Recall, that the maximum number of peers pulling from a Kademlia is 20 -- the default value set by the Fluence team. As discussed above, not all nodes may be available at any given time and at the time of this writing, the following four nodes were indeed not providing a timestamp response:

[
    "12D3KooWAKNos2KogexTXhrkMZzFYpLHuWJ4PgoAhurSAv7o5CWA",
    "12D3KooWHCJbJKGDfCgHSoCuK9q4STyRnVveqLoXAPBbXHTZx9Cv",
    "12D3KooWMigkP4jkVyufq5JnDJL6nXvyjeaDNpRfEZqQhsG3sYCU",
    "12D3KooWDcpWuyrMTDinqNgmXAuRdfd2mTdY9VoXZSAet2pDzh6r"
  ]

That leaves us with a smaller timestamp pool to run through our consensus algorithm than anticipated. Please note that it is up to the consensus algorithm design(er) to set the minimum acceptable number of inputs deemed necessary to produce a sensible and acceptable result. In our case, we run fast and loose as evident in our service implementation discussed above, and go with what we get as long as we get at least one timestamp.

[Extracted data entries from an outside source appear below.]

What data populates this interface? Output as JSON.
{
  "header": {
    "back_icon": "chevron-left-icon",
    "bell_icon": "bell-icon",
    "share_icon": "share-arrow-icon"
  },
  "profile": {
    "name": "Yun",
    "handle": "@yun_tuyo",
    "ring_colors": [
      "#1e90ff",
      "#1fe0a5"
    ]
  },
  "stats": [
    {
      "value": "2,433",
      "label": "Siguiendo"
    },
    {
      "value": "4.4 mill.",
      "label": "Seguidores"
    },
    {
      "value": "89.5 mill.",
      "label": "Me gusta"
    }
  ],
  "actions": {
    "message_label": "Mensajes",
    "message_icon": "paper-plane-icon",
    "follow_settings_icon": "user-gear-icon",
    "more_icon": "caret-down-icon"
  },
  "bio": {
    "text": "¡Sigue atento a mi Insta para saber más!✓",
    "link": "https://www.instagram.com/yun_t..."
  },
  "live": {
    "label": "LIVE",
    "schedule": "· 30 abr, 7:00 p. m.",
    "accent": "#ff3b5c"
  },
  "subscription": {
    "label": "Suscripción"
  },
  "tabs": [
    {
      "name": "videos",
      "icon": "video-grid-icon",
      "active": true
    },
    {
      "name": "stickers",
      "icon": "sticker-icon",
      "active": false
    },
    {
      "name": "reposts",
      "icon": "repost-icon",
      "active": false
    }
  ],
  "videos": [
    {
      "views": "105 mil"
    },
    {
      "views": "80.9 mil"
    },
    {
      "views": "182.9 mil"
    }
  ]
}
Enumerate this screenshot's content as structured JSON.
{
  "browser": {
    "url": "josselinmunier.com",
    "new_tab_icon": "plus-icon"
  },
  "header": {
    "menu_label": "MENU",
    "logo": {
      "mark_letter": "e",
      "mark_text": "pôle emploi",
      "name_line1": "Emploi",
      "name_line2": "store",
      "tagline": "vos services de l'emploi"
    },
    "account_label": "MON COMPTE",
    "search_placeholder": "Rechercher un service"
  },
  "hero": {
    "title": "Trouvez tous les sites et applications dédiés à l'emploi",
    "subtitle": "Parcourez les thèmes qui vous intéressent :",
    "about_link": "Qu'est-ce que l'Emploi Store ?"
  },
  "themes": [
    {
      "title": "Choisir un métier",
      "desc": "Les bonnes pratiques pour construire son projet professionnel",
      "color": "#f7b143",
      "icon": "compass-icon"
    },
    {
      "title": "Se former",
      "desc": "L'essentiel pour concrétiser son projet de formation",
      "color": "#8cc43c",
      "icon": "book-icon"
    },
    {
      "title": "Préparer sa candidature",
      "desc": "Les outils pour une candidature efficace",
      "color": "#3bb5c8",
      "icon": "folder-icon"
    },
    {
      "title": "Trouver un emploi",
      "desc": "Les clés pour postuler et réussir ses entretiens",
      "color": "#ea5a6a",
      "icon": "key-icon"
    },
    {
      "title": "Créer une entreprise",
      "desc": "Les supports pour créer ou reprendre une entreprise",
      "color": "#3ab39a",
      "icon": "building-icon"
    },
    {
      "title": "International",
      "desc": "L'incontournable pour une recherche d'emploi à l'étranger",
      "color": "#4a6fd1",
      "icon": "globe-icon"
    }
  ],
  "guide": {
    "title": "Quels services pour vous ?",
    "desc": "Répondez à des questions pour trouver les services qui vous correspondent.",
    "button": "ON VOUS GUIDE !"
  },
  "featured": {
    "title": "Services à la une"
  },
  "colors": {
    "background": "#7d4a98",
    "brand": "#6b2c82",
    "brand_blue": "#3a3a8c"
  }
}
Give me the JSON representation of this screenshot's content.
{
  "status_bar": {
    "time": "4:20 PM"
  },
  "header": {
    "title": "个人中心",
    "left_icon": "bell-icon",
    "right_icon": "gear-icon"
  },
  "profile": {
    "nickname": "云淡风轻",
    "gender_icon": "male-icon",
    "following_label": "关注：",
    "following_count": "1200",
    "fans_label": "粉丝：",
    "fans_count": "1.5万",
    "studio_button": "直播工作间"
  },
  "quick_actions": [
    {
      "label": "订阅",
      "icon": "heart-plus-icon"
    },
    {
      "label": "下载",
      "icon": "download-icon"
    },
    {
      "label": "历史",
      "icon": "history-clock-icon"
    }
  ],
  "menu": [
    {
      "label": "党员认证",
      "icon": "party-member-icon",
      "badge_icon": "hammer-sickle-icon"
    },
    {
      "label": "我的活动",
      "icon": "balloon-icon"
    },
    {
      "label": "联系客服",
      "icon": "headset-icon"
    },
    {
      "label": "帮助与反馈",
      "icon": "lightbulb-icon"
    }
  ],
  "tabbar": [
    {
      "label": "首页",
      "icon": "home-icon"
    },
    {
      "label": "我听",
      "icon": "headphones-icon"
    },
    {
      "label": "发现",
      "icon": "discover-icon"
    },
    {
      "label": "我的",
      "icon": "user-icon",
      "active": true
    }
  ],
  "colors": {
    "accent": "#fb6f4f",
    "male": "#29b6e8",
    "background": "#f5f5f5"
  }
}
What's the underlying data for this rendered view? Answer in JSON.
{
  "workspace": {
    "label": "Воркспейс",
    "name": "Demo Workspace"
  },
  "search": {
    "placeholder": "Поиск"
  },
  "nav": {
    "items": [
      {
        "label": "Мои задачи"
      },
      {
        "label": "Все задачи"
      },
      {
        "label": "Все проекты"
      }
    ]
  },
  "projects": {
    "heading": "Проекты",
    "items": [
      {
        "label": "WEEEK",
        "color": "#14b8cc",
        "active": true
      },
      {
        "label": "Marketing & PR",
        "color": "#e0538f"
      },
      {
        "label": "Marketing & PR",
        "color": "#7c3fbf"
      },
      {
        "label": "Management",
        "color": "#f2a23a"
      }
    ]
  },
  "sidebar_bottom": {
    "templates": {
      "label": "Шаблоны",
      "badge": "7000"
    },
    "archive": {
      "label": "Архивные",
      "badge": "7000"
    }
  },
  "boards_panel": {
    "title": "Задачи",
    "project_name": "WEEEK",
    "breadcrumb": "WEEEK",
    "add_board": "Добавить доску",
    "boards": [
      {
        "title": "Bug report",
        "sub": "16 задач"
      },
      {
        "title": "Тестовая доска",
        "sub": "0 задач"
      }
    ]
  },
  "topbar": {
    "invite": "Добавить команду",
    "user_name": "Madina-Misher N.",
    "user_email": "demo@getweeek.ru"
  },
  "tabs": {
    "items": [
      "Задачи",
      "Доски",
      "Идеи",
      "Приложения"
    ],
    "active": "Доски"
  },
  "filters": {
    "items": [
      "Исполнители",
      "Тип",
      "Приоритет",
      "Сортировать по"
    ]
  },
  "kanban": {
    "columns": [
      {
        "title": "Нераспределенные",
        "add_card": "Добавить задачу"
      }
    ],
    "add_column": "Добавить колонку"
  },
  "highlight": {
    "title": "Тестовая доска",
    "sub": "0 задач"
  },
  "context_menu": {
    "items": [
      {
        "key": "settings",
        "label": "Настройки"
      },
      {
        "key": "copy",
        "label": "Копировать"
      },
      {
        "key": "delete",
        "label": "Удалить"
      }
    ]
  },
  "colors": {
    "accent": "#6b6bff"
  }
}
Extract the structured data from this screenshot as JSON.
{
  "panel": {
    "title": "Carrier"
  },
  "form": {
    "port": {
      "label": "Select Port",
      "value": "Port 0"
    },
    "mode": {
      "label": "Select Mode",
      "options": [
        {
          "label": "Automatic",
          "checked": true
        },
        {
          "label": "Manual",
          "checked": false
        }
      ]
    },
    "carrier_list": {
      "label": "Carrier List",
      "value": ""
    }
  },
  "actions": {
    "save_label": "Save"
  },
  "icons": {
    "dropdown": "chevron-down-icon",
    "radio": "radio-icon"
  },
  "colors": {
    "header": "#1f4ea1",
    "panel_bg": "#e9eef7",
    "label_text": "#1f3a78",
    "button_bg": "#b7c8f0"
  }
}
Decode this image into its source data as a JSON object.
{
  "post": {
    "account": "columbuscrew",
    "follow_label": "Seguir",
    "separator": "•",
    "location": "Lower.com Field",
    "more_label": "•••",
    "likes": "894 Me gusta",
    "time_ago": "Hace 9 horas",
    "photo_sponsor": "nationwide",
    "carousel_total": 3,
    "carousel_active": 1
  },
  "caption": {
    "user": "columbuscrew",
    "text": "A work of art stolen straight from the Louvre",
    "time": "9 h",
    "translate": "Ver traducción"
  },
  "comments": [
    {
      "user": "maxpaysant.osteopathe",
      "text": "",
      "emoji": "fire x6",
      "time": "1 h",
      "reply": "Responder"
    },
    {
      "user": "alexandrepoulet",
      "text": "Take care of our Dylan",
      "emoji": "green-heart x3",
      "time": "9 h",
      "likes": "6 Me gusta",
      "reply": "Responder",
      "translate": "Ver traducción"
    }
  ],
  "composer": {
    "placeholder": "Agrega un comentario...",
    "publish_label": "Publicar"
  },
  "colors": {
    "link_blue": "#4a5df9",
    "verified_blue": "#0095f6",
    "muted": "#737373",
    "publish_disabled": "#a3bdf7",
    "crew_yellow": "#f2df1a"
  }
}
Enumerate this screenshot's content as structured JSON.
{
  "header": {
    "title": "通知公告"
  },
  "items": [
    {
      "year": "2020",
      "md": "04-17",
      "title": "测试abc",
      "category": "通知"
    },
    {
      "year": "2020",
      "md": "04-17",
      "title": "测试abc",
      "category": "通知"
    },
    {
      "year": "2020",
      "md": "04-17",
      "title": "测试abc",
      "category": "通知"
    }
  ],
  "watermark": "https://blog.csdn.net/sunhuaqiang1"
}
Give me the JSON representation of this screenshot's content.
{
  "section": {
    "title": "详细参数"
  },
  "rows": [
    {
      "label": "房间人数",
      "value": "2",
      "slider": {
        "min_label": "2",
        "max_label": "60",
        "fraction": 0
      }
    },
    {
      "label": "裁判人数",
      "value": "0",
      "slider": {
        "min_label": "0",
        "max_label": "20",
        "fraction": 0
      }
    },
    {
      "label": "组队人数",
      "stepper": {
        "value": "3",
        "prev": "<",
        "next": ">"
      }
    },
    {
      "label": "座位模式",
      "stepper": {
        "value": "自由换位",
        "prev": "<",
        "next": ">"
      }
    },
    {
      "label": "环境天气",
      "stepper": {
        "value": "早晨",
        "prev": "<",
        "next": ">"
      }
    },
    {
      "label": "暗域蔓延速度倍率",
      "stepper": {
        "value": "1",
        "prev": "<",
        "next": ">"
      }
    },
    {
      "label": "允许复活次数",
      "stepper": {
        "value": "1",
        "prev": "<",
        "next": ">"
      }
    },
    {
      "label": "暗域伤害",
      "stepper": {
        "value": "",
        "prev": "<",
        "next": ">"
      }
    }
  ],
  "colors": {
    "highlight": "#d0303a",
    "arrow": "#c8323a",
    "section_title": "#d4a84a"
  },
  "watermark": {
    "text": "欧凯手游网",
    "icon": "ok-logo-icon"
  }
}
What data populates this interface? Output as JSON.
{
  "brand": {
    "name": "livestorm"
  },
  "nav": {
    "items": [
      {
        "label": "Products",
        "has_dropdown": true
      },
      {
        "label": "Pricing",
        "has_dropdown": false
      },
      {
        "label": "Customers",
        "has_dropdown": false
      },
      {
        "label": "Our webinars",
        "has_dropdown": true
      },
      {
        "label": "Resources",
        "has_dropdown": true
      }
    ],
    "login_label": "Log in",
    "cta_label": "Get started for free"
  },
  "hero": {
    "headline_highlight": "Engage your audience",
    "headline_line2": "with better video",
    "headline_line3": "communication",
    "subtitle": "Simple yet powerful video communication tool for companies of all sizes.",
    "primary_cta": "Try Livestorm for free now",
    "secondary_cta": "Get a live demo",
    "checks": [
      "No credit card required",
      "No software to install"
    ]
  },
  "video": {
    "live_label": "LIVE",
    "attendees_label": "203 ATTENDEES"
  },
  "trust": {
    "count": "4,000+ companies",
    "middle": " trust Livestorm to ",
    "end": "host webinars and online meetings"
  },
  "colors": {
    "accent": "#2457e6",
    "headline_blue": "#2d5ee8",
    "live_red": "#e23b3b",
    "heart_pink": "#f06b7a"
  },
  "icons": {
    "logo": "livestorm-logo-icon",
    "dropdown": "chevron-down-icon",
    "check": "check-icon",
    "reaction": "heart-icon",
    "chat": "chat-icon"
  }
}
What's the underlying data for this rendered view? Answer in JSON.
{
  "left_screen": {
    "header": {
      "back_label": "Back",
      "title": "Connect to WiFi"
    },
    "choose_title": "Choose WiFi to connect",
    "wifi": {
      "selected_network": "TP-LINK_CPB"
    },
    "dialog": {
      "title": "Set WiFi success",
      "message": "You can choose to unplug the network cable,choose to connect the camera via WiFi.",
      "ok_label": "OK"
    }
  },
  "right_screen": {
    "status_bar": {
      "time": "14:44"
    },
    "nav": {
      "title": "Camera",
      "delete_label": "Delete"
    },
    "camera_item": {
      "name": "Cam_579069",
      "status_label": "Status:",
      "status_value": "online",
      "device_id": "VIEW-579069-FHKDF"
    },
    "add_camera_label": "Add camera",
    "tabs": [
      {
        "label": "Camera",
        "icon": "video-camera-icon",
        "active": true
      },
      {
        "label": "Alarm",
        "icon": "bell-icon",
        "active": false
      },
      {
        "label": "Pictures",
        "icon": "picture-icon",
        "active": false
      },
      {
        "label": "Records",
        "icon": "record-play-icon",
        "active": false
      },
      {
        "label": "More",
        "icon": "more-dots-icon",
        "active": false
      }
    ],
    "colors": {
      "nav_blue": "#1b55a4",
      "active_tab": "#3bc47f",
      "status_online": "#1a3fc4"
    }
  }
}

With a tolerance of ten (10) milli-seconds and a consensus threshold of 2/3 (0.66), we indeed attain a consensus for the 1637883531844 value with support from 14 out of 15 timestamps:

   {
    "consensus": true,
    "consensus_ts": 1637883531844,
    "err_str": "",
    "n": 15,
    "support": 14
  },

We can make adjustments to the tolerance parameter:

aqua run \
    -a /dns4/kras-04.fluence.dev/tcp/19001/wss/p2p/12D3KooWFEwNWcHqi9rtsmDhsYcDbRUCDXH84RC4FW6UfsFWaoHi \
    -i aqua/ts_oracle.aqua \
    -f 'ts_oracle_with_consensus(0, 0.66, 0, "12D3KooWFEwNWcHqi9rtsmDhsYcDbRUCDXH84RC4FW6UfsFWaoHi", "61a86f67-ffc2-4dea-8746-fd4f04d9c75b")'

Which does not result in a consensus timestamp given the same threshold value:

Your peerId: 12D3KooWP7vAR462JgoagUzGA8s9YccQZ7wsuGigFof7sajiGThr
[
  {
    "consensus": false,
    "consensus_ts": 1637884102677,
    "err_str": "",
    "n": 15,
    "support": 0
  },
  [
    "12D3KooWAKNos2KogexTXhrkMZzFYpLHuWJ4PgoAhurSAv7o5CWA",
    "12D3KooWHCJbJKGDfCgHSoCuK9q4STyRnVveqLoXAPBbXHTZx9Cv",
    "12D3KooWMigkP4jkVyufq5JnDJL6nXvyjeaDNpRfEZqQhsG3sYCU",
    "12D3KooWDcpWuyrMTDinqNgmXAuRdfd2mTdY9VoXZSAet2pDzh6r"
  ]
]

We encourage you to experiment and tweak the parameters both for the consensus algorithm and the timeout settings. Obviously, longer routes make for more timestamp variance even if each timestamp called is "true."

Summary

Fluence and Aqua make it easy to create and implement decentralized oracle and consensus algorithms using Fluence's off-chain peer-to-peer network and tool set.

To further your understanding of creating decentralized off-chain (compute) oracles with Fluence and Aqua, experiment with both the consensus methodology and, of course, the oracle sources. Instead of timestamps, try your hand on crypto price/pairs and associated liquidity data, election exit polls or sports scores. Enjoy!